Which brings us back to the Lakers. They're the favorite to win the title because a) they have the best player; b) they have home-court advantage; c) they SHOULD be the best team overall.
Starting in the Houston series, however — and carrying on to the conference finals against Denver — we learned something curious about the Lakers: for a team that hasn't actually won anything, they don't seem to be all that hungry. The Rockets — playing without their best player and with no go-to scorer — absolutely ran them out of the building TWICE in the conference semis, and the Nuggets basically did the same thing in Game 4 of that series. In fact, you could make a solid case they could've been swept by the Nuggets, except that George Karl refuses to draw up an inbounds play that doesn't involve throwing the ball to Trevor Ariza.
Even in their wins, it's not entirely clear whether the Lakers really care that much. Their best shooters don't really shoot that well; they're not a great defensive team; they got hammered on the boards by more physical teams in Denver and Houston.

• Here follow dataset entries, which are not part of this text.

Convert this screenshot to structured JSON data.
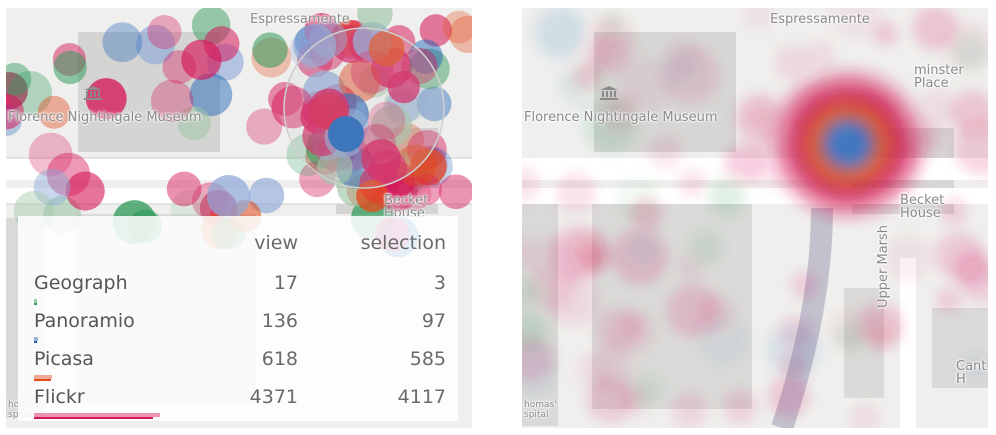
{
  "map": {
    "labels": {
      "espressamente": "Espressamente",
      "museum": "Florence Nightingale Museum",
      "becket": "Becket House",
      "westminster": "minster Place",
      "upper_marsh": "Upper Marsh",
      "thomas_hospital": "homas' spital",
      "cant": "Cant H"
    },
    "colors": {
      "flickr": "#d6175a",
      "picasa": "#e34a1c",
      "panoramio": "#1f64b8",
      "geograph": "#2f9a5a",
      "selection_circle": "#cccccc"
    }
  },
  "legend": {
    "header_view": "view",
    "header_selection": "selection",
    "max_value": 4371,
    "rows": [
      {
        "name": "Geograph",
        "view": "17",
        "selection": "3",
        "color": "#2f9a5a",
        "view_value": 17,
        "selection_value": 3
      },
      {
        "name": "Panoramio",
        "view": "136",
        "selection": "97",
        "color": "#1f64b8",
        "view_value": 136,
        "selection_value": 97
      },
      {
        "name": "Picasa",
        "view": "618",
        "selection": "585",
        "color": "#e34a1c",
        "view_value": 618,
        "selection_value": 585
      },
      {
        "name": "Flickr",
        "view": "4371",
        "selection": "4117",
        "color": "#d6175a",
        "view_value": 4371,
        "selection_value": 4117
      }
    ]
  }
}
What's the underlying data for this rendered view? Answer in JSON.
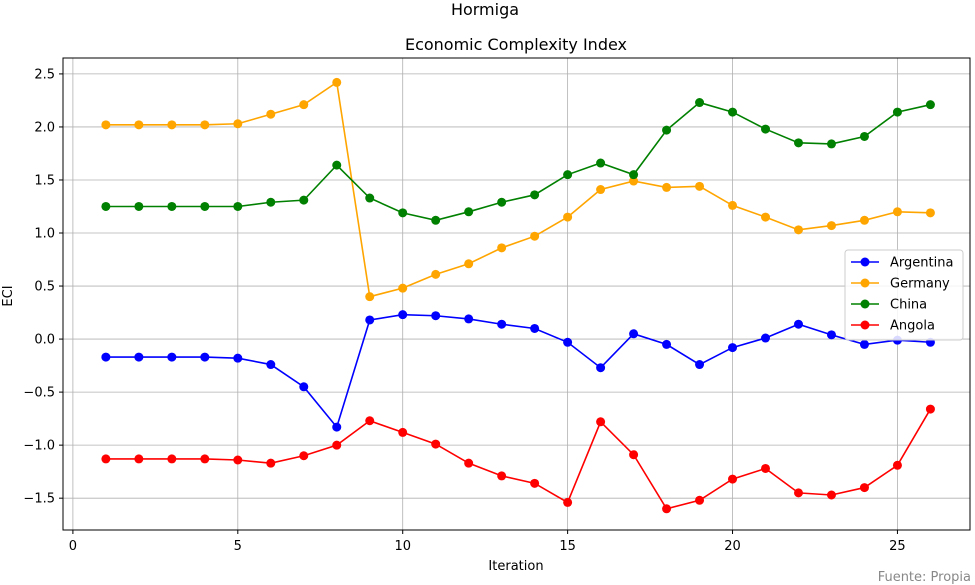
{
  "figure": {
    "suptitle": "Hormiga",
    "source_note": "Fuente: Propia"
  },
  "chart_data": {
    "type": "line",
    "title": "Economic Complexity Index",
    "xlabel": "Iteration",
    "ylabel": "ECI",
    "xlim": [
      -0.3,
      27.2
    ],
    "ylim": [
      -1.8,
      2.65
    ],
    "xticks": [
      0,
      5,
      10,
      15,
      20,
      25
    ],
    "yticks": [
      -1.5,
      -1.0,
      -0.5,
      0.0,
      0.5,
      1.0,
      1.5,
      2.0,
      2.5
    ],
    "ytick_labels": [
      "−1.5",
      "−1.0",
      "−0.5",
      "0.0",
      "0.5",
      "1.0",
      "1.5",
      "2.0",
      "2.5"
    ],
    "grid": true,
    "legend_position": "center-right",
    "x": [
      1,
      2,
      3,
      4,
      5,
      6,
      7,
      8,
      9,
      10,
      11,
      12,
      13,
      14,
      15,
      16,
      17,
      18,
      19,
      20,
      21,
      22,
      23,
      24,
      25,
      26
    ],
    "series": [
      {
        "name": "Argentina",
        "color": "#0000ff",
        "values": [
          -0.17,
          -0.17,
          -0.17,
          -0.17,
          -0.18,
          -0.24,
          -0.45,
          -0.83,
          0.18,
          0.23,
          0.22,
          0.19,
          0.14,
          0.1,
          -0.03,
          -0.27,
          0.05,
          -0.05,
          -0.24,
          -0.08,
          0.01,
          0.14,
          0.04,
          -0.05,
          -0.01,
          -0.03
        ]
      },
      {
        "name": "Germany",
        "color": "#ffa500",
        "values": [
          2.02,
          2.02,
          2.02,
          2.02,
          2.03,
          2.12,
          2.21,
          2.42,
          0.4,
          0.48,
          0.61,
          0.71,
          0.86,
          0.97,
          1.15,
          1.41,
          1.49,
          1.43,
          1.44,
          1.26,
          1.15,
          1.03,
          1.07,
          1.12,
          1.2,
          1.19
        ]
      },
      {
        "name": "China",
        "color": "#008000",
        "values": [
          1.25,
          1.25,
          1.25,
          1.25,
          1.25,
          1.29,
          1.31,
          1.64,
          1.33,
          1.19,
          1.12,
          1.2,
          1.29,
          1.36,
          1.55,
          1.66,
          1.55,
          1.97,
          2.23,
          2.14,
          1.98,
          1.85,
          1.84,
          1.91,
          2.14,
          2.21
        ]
      },
      {
        "name": "Angola",
        "color": "#ff0000",
        "values": [
          -1.13,
          -1.13,
          -1.13,
          -1.13,
          -1.14,
          -1.17,
          -1.1,
          -1.0,
          -0.77,
          -0.88,
          -0.99,
          -1.17,
          -1.29,
          -1.36,
          -1.54,
          -0.78,
          -1.09,
          -1.6,
          -1.52,
          -1.32,
          -1.22,
          -1.45,
          -1.47,
          -1.4,
          -1.19,
          -0.66
        ]
      }
    ]
  }
}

Their main goal appears to be as follows: hang around and let Kobe carry us in the fourth.
I should mention as a mea culpa that I don't like Kobe. I didn't like him when he and Shaq were winning championships in LA, didn't like him when he orchestrated Shaq's departure and certainly don't like him now as he tries to pretend to the world that he's a great teammate and all-around nice guy.

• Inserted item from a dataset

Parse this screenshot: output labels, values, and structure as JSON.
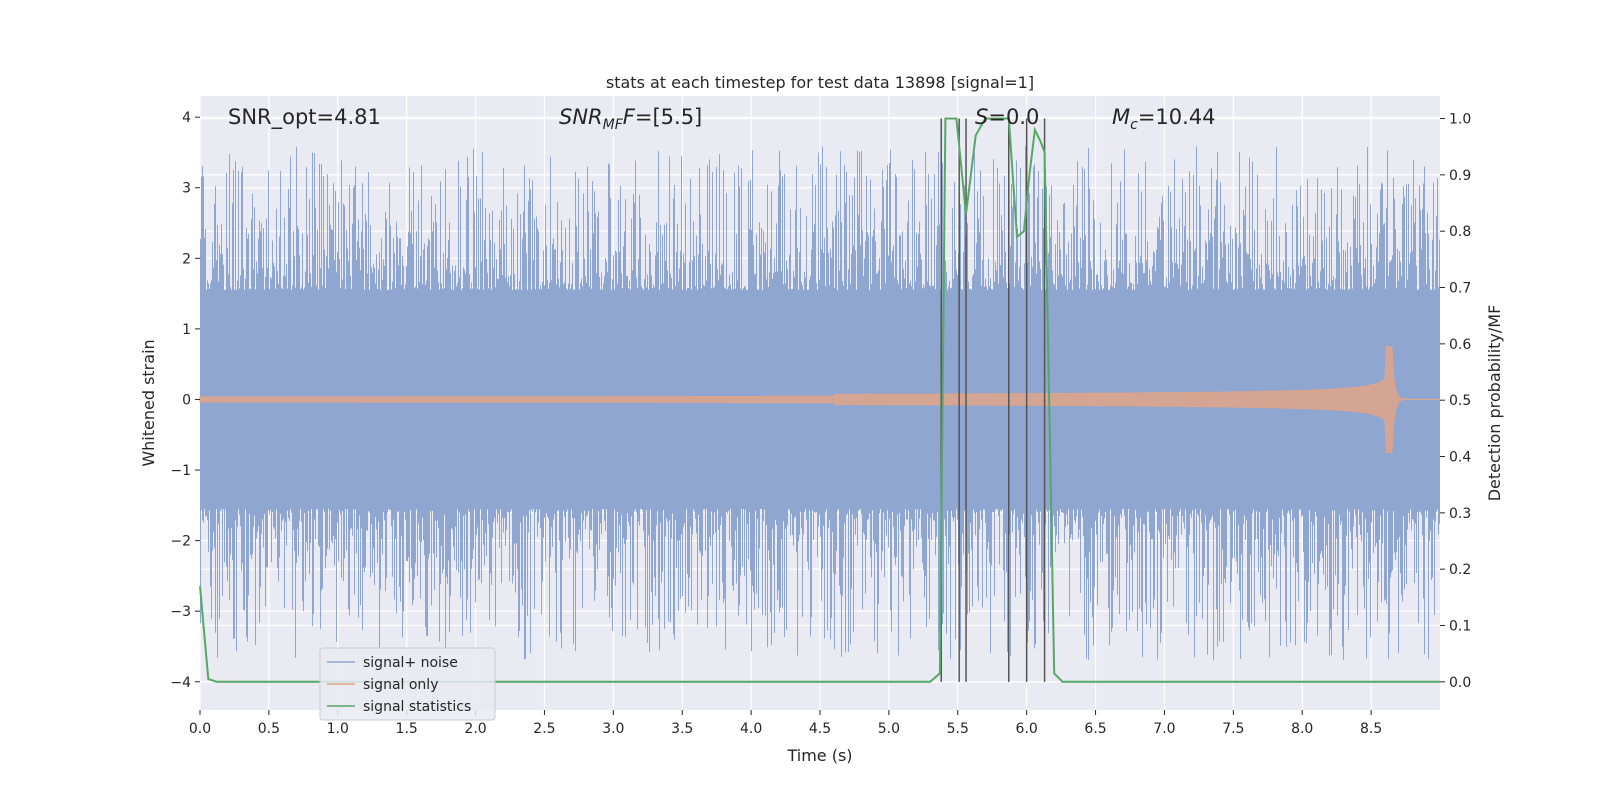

That said, not nearly enough has been made out of his performance in these playoffs. Think about this: Kobe hasn't stopped playing basketball for any significant amount of time since the summer of 2007 — he played a full season in '07-08, played every playoff game through the '08 Finals, played the entire Olympic run (carrying the team in crunch time along the way), played all the '09 season plus the playoffs ... and now he's in the Finals again.
It's ridiculous. He has very little lateral quickness; the better defenders (Battier, 'Melo) cut off his drives with relative ease. He can't even really jump; the times I've seen him dunk, he jumps just high enough to clear the rim. Basically, he's the old man in the pickup game, the one with a bulky knee brace who doesn't run down the floor every time — but man, when he gets the ball, look out. His fadeaway is as deadly as ever. And just when you think to yourself, "All this dude ever does is pull up and shoot" he fakes and drives it right by you while you watch helplessly.

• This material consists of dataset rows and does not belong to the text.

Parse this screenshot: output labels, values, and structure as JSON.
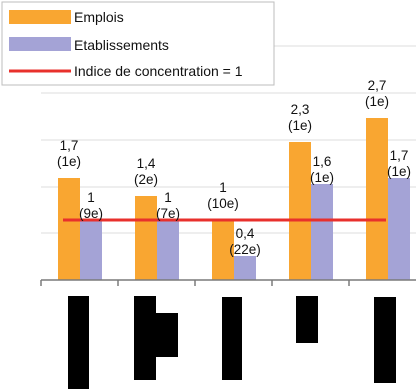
{
  "chart_data": {
    "type": "bar",
    "title": "",
    "xlabel": "",
    "ylabel": "",
    "ylim": [
      0,
      2.7
    ],
    "grid": true,
    "legend_position": "top-left",
    "categories": [
      "",
      "",
      "",
      "",
      ""
    ],
    "series": [
      {
        "name": "Emplois",
        "color": "#f9a631",
        "values": [
          1.7,
          1.4,
          1.0,
          2.3,
          2.7
        ],
        "labels": [
          "1,7",
          "1,4",
          "1",
          "2,3",
          "2,7"
        ],
        "ranks": [
          "(1e)",
          "(2e)",
          "(10e)",
          "(1e)",
          "(1e)"
        ]
      },
      {
        "name": "Etablissements",
        "color": "#a4a3d6",
        "values": [
          1.0,
          1.0,
          0.4,
          1.6,
          1.7
        ],
        "labels": [
          "1",
          "1",
          "0,4",
          "1,6",
          "1,7"
        ],
        "ranks": [
          "(9e)",
          "(7e)",
          "(22e)",
          "(1e)",
          "(1e)"
        ]
      }
    ],
    "reference_line": {
      "name": "Indice de concentration = 1",
      "value": 1,
      "color": "#e8302c"
    },
    "category_icons": [
      "black-rectangle-icon",
      "black-rectangles-icon",
      "black-rectangle-icon",
      "black-rectangle-icon",
      "black-rectangle-icon"
    ]
  }
}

As for my pick, I think the Lakers win this thing because of Kobe, as well as Lamar Odom, maybe the only player in the NBA who's a perfect match with Rashard Lewis (who destroyed Boston and Cleveland). I also think the Lakers are well coached enough to not double-team Dwight Howard (and leave their collection of jump shooters wide open the way Cleveland did repeatedly) and have enough large bodies (Pau Gasol, Andrew Bynum and friends) to throw at him and wear him out.
Of course, what I've learned in these playoffs is that we really don't know anything.